Ich setzte mich gern diesem göttlichen Blick aus, der in die Tiefe meines Herzens vordringt. Oft sitze ich dazu einfach in der Stille, lasse meine Gedanken wie Wolken an mir vorüberziehen und spüre dazwischen die Wärme der Gegenwart Gottes. Manchmal bringe ich meine Gefühle zu Papier, und entdecke, wie mir Gott zwischen den Zeilen begegnet.

Und nicht selten werden alte, liturgische, betende Worte zu einem Spiegel, in welchem ich mich selbst zu erkennen beginne.

Ich empfinde das Gebet als einen Dialog, den ich nicht selbst führe, sondern von dem ich geführt werde: Gott scrollt durch mein Inneres, und ich darf dabei zusehen. Beten hilft mir, allein sein zu können. Denn ich fühle mich verstanden, obwohl ich mir kein Gehör verschaffe, und ich fühle mich gesehen, obwohl ich keine Spuren hinterlasse. Mein Leben ist sichtbar, obwohl – oder gerade weil – ich keine Menschen um mich habe.

Oft enden meine Gebete in einem leisen Schmunzeln. Wenn man mit demjenigen spricht, der die Fäden der Welt zusammenhalten muss, dann nimmt man sich selbst plötzlich nicht mehr so ernst. Das Selbstmitleid verschwindet. Mit einem guten Gefühl kann ich endlich versinken – im Roman, im Schaum, und im Alleinsein.

Anna Näf wurde dieses Jahr zur Pfarrerin ordiniert und tritt bald in Winterthur eine Stelle als Jugendarbeiterin an.

Bild: Unsplash

2 Kommentare zu „Warum ich nicht allein sein kann“

  1. Gerd und Christine Spranger

    Gerd und Christine Spranger
    Liebe Redaktion,
    Liebe Anna Näf,
    ihr Artikel hat uns gut gefallen und spricht viele Lebensbereiche an. Vor allem der Impuls: „Jede bewusste Kommunikation, ist genau genommen, eine Performance.“ Und doch sehen wir uns täglich in unserem Umfeld mit dem ‚Allein sein‘ konfrontiert. Es ist eine nicht ganz neue Erscheinung in unserer Gesellschaft, das Allein sein. Die Pandemie hat es uns vielleicht wieder mehr in das Bewusstsein gerückt. Allein sein heißt in die Einsamkeit abzurutschen und das erleben wir im engen Kreis der Familie. Ja, sicher auch Gebet hilft hier und ist unverzichtbar.

    Der Partner (Opa) ist vor einigen Jahren gestorben, Oma ist jetzt alleine und es macht ihr zu schaffen. Erst kürzlich haben wir eine Studie gelesen, die ihren Beitrag umfänglich bestätigt. Einsamkeit macht krank, mehr noch als das Rauchen, fanden Wissenschaftler dreier renomierten Universitäten heraus.

    Aber auch junge Menschen rücken immer mehr in die Einsamkeit. Soweit es um das Funktionieren in der Schule, im Studium oder im Beruf geht, scheint alles mehr oder weniger gut zu laufen. Privat aber sind die Kontakte dünn gesät, am Ehesten noch die über die sozialen Netzwerke. Unterhaltung online ist aber nicht das Gleiche, als sich etwa mit Freund*innen auf einen Cappuchino zu treffen, sich persönlich gegenüber zu sitzen und Menschen in einer schönen Umgebung um sich zu haben.
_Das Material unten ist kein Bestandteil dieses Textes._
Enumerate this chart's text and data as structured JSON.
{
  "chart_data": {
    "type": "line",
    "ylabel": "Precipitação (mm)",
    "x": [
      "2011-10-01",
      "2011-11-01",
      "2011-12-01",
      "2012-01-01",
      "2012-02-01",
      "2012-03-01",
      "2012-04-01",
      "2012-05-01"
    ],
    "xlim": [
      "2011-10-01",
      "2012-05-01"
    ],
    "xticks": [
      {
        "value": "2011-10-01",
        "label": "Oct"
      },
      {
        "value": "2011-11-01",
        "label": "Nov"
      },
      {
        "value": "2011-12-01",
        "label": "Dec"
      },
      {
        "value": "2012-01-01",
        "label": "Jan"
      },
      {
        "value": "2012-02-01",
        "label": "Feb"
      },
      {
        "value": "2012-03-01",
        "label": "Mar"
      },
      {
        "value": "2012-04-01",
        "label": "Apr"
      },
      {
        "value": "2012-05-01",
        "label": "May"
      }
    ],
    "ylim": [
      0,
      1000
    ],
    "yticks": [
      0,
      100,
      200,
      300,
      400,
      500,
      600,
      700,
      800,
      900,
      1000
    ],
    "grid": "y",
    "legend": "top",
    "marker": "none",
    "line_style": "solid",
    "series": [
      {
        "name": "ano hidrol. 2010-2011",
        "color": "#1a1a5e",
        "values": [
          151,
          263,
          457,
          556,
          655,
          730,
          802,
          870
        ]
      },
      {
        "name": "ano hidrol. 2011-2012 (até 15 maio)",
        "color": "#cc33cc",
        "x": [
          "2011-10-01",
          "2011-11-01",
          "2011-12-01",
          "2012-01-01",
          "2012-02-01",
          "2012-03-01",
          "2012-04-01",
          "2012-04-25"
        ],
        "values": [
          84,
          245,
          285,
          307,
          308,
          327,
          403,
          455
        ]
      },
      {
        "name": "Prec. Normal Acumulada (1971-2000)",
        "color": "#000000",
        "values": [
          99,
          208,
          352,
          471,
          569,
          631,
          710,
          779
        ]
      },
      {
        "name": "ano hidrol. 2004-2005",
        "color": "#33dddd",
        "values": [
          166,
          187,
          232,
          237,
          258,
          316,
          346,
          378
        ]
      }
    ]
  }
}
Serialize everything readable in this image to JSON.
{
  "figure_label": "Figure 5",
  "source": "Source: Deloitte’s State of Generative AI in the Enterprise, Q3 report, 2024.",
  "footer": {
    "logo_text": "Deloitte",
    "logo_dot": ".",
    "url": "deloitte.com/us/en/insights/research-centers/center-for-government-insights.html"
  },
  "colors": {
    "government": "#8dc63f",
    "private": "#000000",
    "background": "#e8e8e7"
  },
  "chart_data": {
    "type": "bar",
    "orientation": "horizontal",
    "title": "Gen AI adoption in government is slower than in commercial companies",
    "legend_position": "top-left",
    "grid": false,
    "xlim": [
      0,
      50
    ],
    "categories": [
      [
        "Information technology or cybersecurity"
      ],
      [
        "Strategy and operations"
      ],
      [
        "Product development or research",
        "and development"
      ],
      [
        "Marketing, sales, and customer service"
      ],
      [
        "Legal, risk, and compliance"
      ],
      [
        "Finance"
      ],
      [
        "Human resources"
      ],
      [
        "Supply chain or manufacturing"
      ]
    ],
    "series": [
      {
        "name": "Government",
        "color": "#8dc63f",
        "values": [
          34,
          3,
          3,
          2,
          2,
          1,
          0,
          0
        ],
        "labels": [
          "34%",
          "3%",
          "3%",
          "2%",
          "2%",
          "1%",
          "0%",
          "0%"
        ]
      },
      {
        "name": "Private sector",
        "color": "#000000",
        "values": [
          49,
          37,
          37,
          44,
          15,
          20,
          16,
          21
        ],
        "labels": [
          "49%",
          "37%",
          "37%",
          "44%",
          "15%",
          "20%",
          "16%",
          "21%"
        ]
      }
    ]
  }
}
    Allein sein macht was mit uns, weckt Selbstzweifel und nimmt uns Lebensqualität. Ein gutes Netzwerk, gute Freund*innen hingegen bereichern, ebenso gute Gespräche. Sie geben uns den nötigen Schwung für den Alltag. Und wohin mit all unseren Ideen und Gedanken wenn kein persönlicher Austausch stattfindet? Oft schon haben wir unsere Freundschafts- und Ehebande gefestigt. Was wäre ein Urlaub ohne einen Partner, einer Partnerin oder gute Freund*innen?

    Sogar bei unseren Enkeln erleben wir es sehr intensiv, wie sehr sie den Kontakt zu Freund*innen suchen. Es dauert dann häufig nur wenige Minuten, bis sie lachend und laufend gemeinsam etwas unternehmen. Kinder sind so herrlich unkompliziert. Sicher können wir von ihnen lernen. Aufeinander zugehen, sich vertrauen und Zeit schenken, keine Hintergedanken und im Hier und im Jetzt den Tag erleben, das Leben genießen.

    Was kostet die Welt? In diesem Sinne nicht viel. Ein wenig Zeit und Empathie, ein paar nette Worte und kleine Hilfen im Alltag. Und „so Gott will“, erreichen wir auch die Herzen.